Стучат колеса, унося эшелон на восток. Минуя заброшенный полу­станок, крикнет иногда паровоз, и все дальше, дальше Москва, Киев, родные, друзья. Еще вчера я прощался с отцом в Москве. Сегодня на­чалась другая жизнь, и уже никогда не вернется та, довоенная.

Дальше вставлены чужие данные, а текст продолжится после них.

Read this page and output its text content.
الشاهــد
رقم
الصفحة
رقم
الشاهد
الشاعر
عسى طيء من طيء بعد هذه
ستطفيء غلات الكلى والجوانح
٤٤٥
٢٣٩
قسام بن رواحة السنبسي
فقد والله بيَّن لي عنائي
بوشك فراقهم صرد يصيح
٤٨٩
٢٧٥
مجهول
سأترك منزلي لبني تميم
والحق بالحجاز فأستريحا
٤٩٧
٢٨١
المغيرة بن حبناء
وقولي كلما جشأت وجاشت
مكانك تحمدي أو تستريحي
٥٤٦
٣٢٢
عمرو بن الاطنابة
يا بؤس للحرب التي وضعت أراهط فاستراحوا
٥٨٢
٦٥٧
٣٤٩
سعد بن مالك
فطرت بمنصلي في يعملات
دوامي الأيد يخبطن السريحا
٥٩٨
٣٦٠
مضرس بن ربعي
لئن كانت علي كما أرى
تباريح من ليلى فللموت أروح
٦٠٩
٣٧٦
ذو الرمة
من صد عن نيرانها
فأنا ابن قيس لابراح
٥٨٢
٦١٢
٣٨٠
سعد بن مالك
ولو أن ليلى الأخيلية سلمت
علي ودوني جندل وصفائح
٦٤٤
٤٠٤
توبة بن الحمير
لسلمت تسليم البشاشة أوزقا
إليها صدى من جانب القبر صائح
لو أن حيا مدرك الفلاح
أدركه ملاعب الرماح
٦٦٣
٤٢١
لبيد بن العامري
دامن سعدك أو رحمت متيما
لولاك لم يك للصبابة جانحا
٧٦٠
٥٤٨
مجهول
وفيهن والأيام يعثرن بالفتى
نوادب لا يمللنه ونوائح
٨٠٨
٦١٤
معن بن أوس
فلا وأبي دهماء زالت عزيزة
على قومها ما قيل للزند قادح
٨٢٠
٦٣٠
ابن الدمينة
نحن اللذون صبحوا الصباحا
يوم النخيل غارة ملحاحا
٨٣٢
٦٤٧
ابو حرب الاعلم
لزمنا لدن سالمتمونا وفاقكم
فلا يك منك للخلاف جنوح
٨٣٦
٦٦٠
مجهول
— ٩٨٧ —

Утром промелькнул Ярославль, прошумел железным эхом мост че­рез Волгу, и все, что осталось позади, уже заволакивает серая дымка забвения. Сменяются станции с незнакомыми названиями, речки, раз­ворачиваются вокруг поезда поля, холмы, леса. Двухколейная дорога закончилась, и эшелон подолгу стоит на разъездах, пропуская встреч­ные на фронт. Красноармейцы сидят, свесив наружу ноги и ухватив­шись за брус. Лица их суровы. Девчонки машут платочками. Кое-кто поднимет иногда руку в ответ. Туалетов в телятнике нет, и только на разъезде можно сбегать в кусты, умыться из крана, размяться. Но от­ходить от поезда запрещено — в любой момент коротко свистнет паро­воз, лязгнут буферные тарелки и поезд тронется. Да и не так просто забраться в товарный вагон на ходу. Кто-то уже отстал и только на узловой станции догнал поезд. Когда путь освободится, будем мчаться без остановок несколько часов, чтобы на следующем разъезде пропус­тить встречные эшелоны. На поворотах поезд изгибается дугой, видны все вагоны. То тут, то там из дверей высовываются задницы — трудно вы­держать без туалета. И так день за днем продвигаемся на восток. По­долгу, больше суток стоим на крупных узловых станциях. Тогда бес­цельно слоняемся на вокзалах. На какой-то станции дают выпить склянку отвратительного пойла —»бактериофаг», потом пропускают одежду через «вошебойку» — что-то вроде автоклава. Заканчивается процедура невероятной путаницей — хорошо, что поезд простоял долго и успели разобраться с одеждой. Запомнилась остановка в Кирове. На путях скопилось много эшелонов с эвакуированными. Мы простоим долго, нас накормят горячим обедом, и, как сказали, здесь есть благо­устроенный туалет.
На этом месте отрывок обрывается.